How to color scatterplot based on the values of y axis


Hello everyone I made a scatter plot based on two lists. Now I want to color the scatter plot based on the y-axis value. For example, if the value on the y-axis is greater than 30000 I want to color it red and rest all values blue? What's the best way to do this


Solution

  • If you are using Numpy's ndarrays, it's simpler

    import numpy as np
    import matplotlib.pyplot as plt
    
    # test data
    y = np.random.randint(2800, 3100, size=(100,))
    x = np.arange(0, 100)
    
    # create a Boolean array (a mask), possibly negate it using the "~" unary operator
    ygt3000 = y>3000
    plt.scatter(x[~ygt3000], y[~ygt3000], color='blue')
    plt.scatter(x[ygt3000], y[ygt3000], color='red')
    

    if you are using real lists, it's a bit more complicated, but can be done using list comprehensions

    x = x.tolist()
    y = y.tolist()
    
    ygt3000 = [val>3000 for val in y]
    plt.scatter([xv for xv, ygt in zip(x, ygt3000) if not ygt],
                [yv for yv, ygt in zip(y, ygt3000) if not ygt], color='blue') 
    plt.scatter([xv for xv, ygt in zip(x, ygt3000) if ygt],
                [yv for yv, ygt in zip(y, ygt3000) if ygt], color='red') 
    

    Here it is the result of the code above when applied to two sequences of random numbers.

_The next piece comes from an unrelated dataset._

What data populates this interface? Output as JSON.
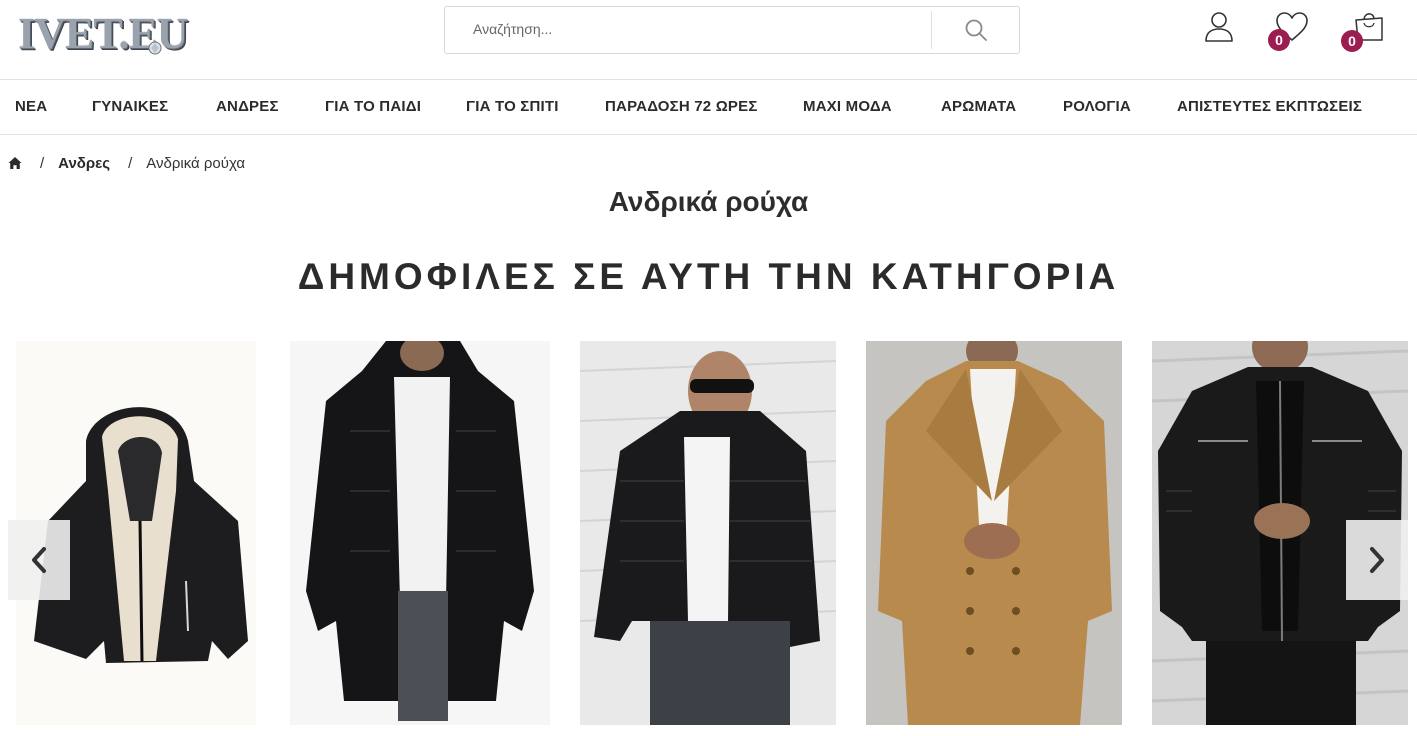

    enter image description here


    August 2021, because Trenton McKinney made a beautiful edit (thank you Trenton) this post came again to my attention, and I saw the light

    plt.scatter(x, y, c=['r' if v>3000 else 'b' for v in y])
    

    Just a day later, I realized that a similar feat can be used with Numpy, taking advantage of advanced indexing

    plt.scatter(x, y, c=np.array(('b','r'))[(y>3000).astype(int)])
    

    but honestly I prefer the two-pass approach I've used previously, because it's more to the point and conveys much more meaning. Or, in other words, the latter looks obfuscated code...